L’organizzazione di certificazione FLO stima che nel 2010 saranno prodotte nel mondo 29mila tonnellate di cotone biologico e fair trade.

La produzione di cotone biologico esclude l’utilizzo di pesticidi, fertilizzanti ed erbicidi chimici, così come l’impiego di organismi geneticamente modificati.

Il terreno è arricchito con concimi naturali, letame e composti organici. Per la lotta ai parassiti si fa uso di decotti di piante repulsive (come la Neem in Mali) o di cosiddette piante “trappola”.

La rotazione delle colture, cardine dell’agricoltura biologica, consente poi di creare nuove fonti di reddito (dopo il cotone si piantano mais, sesamo, cereali e leguminose) e di variare la dieta.

La produzione biologica prevede inoltre l’applicazione di misure di risparmio e di protezione delle risorse idriche.

Il commercio equo-solidale (fair trade) del cotone garantisce ai produttori un prezzo minimo fisso, il quale copre i costi di produzione ed assicura un reddito decente.

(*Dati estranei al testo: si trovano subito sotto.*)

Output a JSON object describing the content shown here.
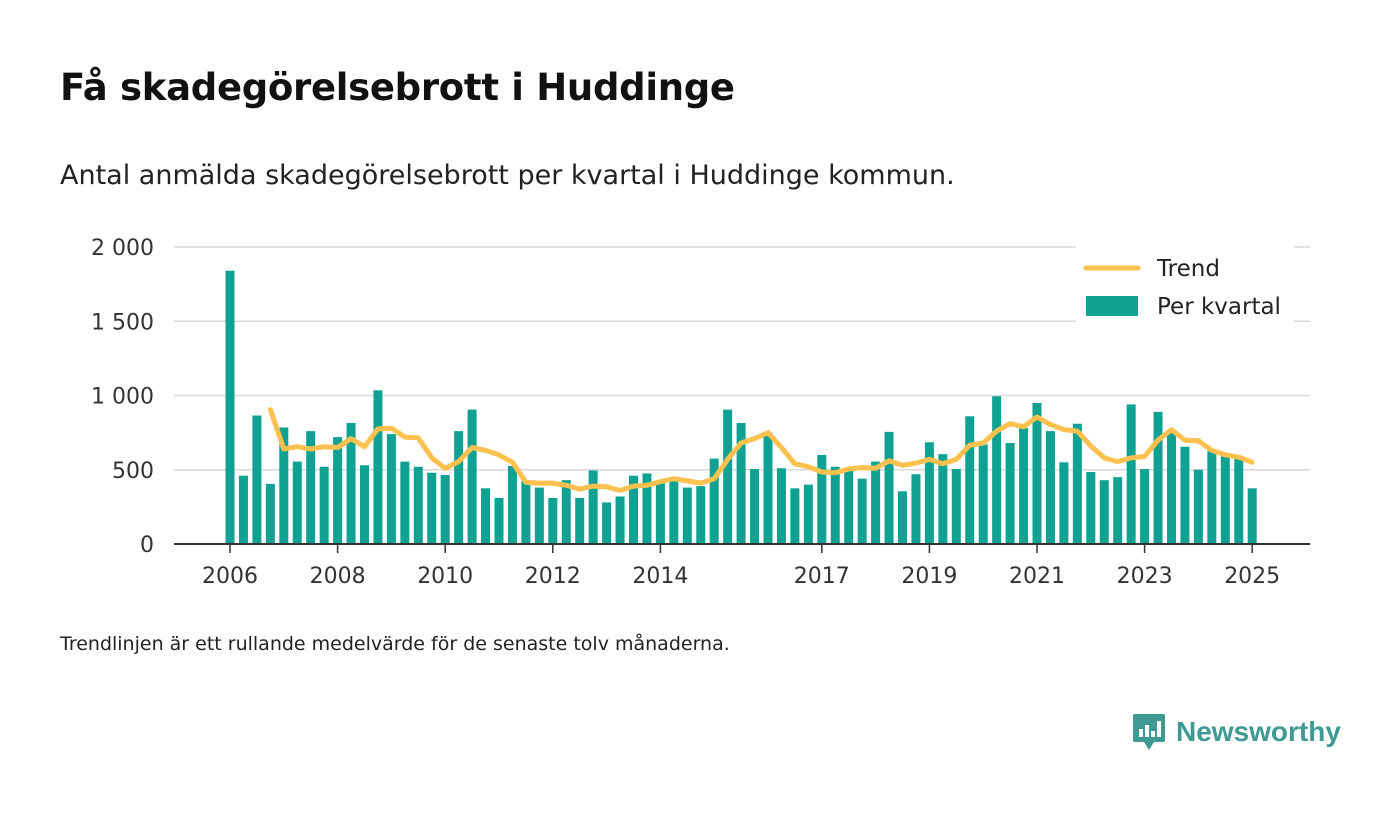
{
  "title": "Få skadegörelsebrott i Huddinge",
  "subtitle": "Antal anmälda skadegörelsebrott per kvartal i Huddinge kommun.",
  "footnote": "Trendlinjen är ett rullande medelvärde för de senaste tolv månaderna.",
  "brand": {
    "name": "Newsworthy",
    "icon": "newsworthy-logo-icon",
    "color": "#3e9a92"
  },
  "chart_data": {
    "type": "bar",
    "ylim": [
      0,
      2000
    ],
    "yticks": [
      {
        "value": 0,
        "label": "0"
      },
      {
        "value": 500,
        "label": "500"
      },
      {
        "value": 1000,
        "label": "1 000"
      },
      {
        "value": 1500,
        "label": "1 500"
      },
      {
        "value": 2000,
        "label": "2 000"
      }
    ],
    "xticks": [
      {
        "year": 2006,
        "label": "2006"
      },
      {
        "year": 2008,
        "label": "2008"
      },
      {
        "year": 2010,
        "label": "2010"
      },
      {
        "year": 2012,
        "label": "2012"
      },
      {
        "year": 2014,
        "label": "2014"
      },
      {
        "year": 2017,
        "label": "2017"
      },
      {
        "year": 2019,
        "label": "2019"
      },
      {
        "year": 2021,
        "label": "2021"
      },
      {
        "year": 2023,
        "label": "2023"
      },
      {
        "year": 2025,
        "label": "2025"
      }
    ],
    "grid": true,
    "legend_position": "top-right",
    "colors": {
      "bar": "#0fa192",
      "trend": "#fdc14f",
      "axis": "#333333",
      "grid": "#d9d9d9"
    },
    "series": [
      {
        "name": "Per kvartal",
        "type": "bar",
        "start": "2006 Q1",
        "values": [
          1840,
          460,
          865,
          405,
          785,
          555,
          760,
          520,
          720,
          815,
          530,
          1035,
          740,
          555,
          520,
          480,
          465,
          760,
          905,
          375,
          310,
          525,
          425,
          380,
          310,
          430,
          310,
          495,
          280,
          320,
          460,
          475,
          420,
          425,
          380,
          390,
          575,
          905,
          815,
          505,
          750,
          510,
          375,
          400,
          600,
          520,
          500,
          440,
          555,
          755,
          355,
          470,
          685,
          605,
          505,
          860,
          670,
          995,
          680,
          780,
          950,
          760,
          550,
          810,
          485,
          430,
          450,
          940,
          505,
          890,
          765,
          655,
          500,
          625,
          590,
          575,
          375
        ]
      },
      {
        "name": "Trend",
        "type": "line",
        "start": "2006 Q4",
        "values": [
          905,
          640,
          655,
          640,
          655,
          650,
          710,
          655,
          775,
          780,
          720,
          715,
          580,
          510,
          555,
          650,
          630,
          600,
          550,
          415,
          410,
          410,
          395,
          370,
          390,
          385,
          360,
          390,
          395,
          420,
          440,
          425,
          410,
          440,
          570,
          680,
          710,
          750,
          650,
          540,
          520,
          485,
          480,
          505,
          515,
          510,
          560,
          530,
          545,
          570,
          540,
          570,
          665,
          680,
          760,
          810,
          790,
          855,
          805,
          770,
          760,
          660,
          580,
          555,
          580,
          590,
          700,
          770,
          700,
          695,
          630,
          600,
          585,
          550
        ]
      }
    ]
  }
}
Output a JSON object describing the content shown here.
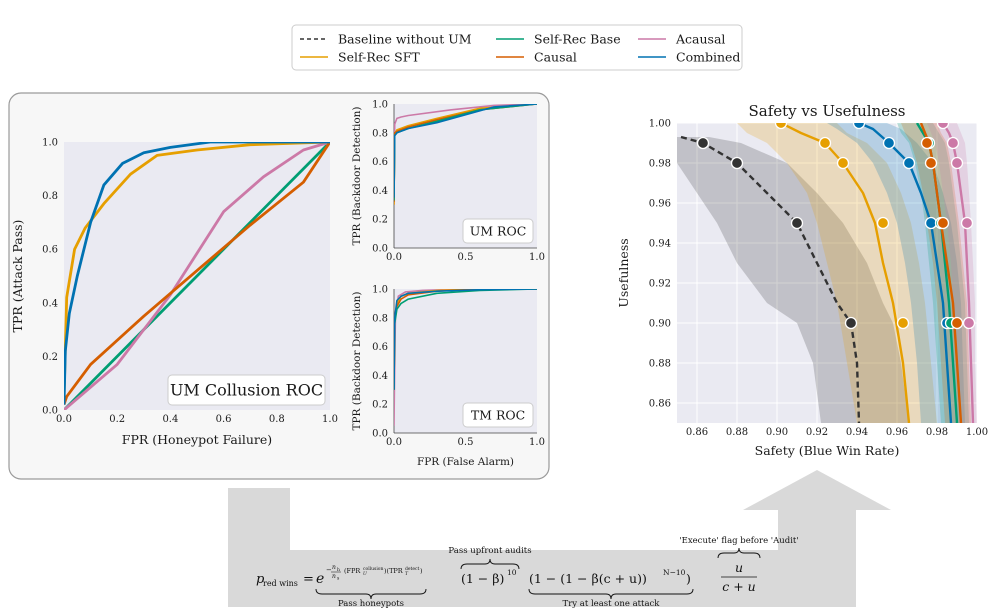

A tale prezzo, stabilito dall’organizzazione di certificazione FLO, viene aggiunto un premio che ha lo scopo di aiutare a migliorare le condizioni di vita della comunità agricola. L’utilizzo del premio è deciso dai membri della cooperativa in modo democratico.

Attualmente, il prezzo del cotone fair trade del Mali è di 238 franchi CFA al Kg (0,60 franchi), mentre sul mercato internazionale il cotone convenzionale è acquistato a 160 CFA/Kg. Il premio è invece di 34 CFA.

La Fondazione elvetica Max Havelaar verifica che tutte le tappe della filiera del cotone rispettino i criteri sociali prestabiliti.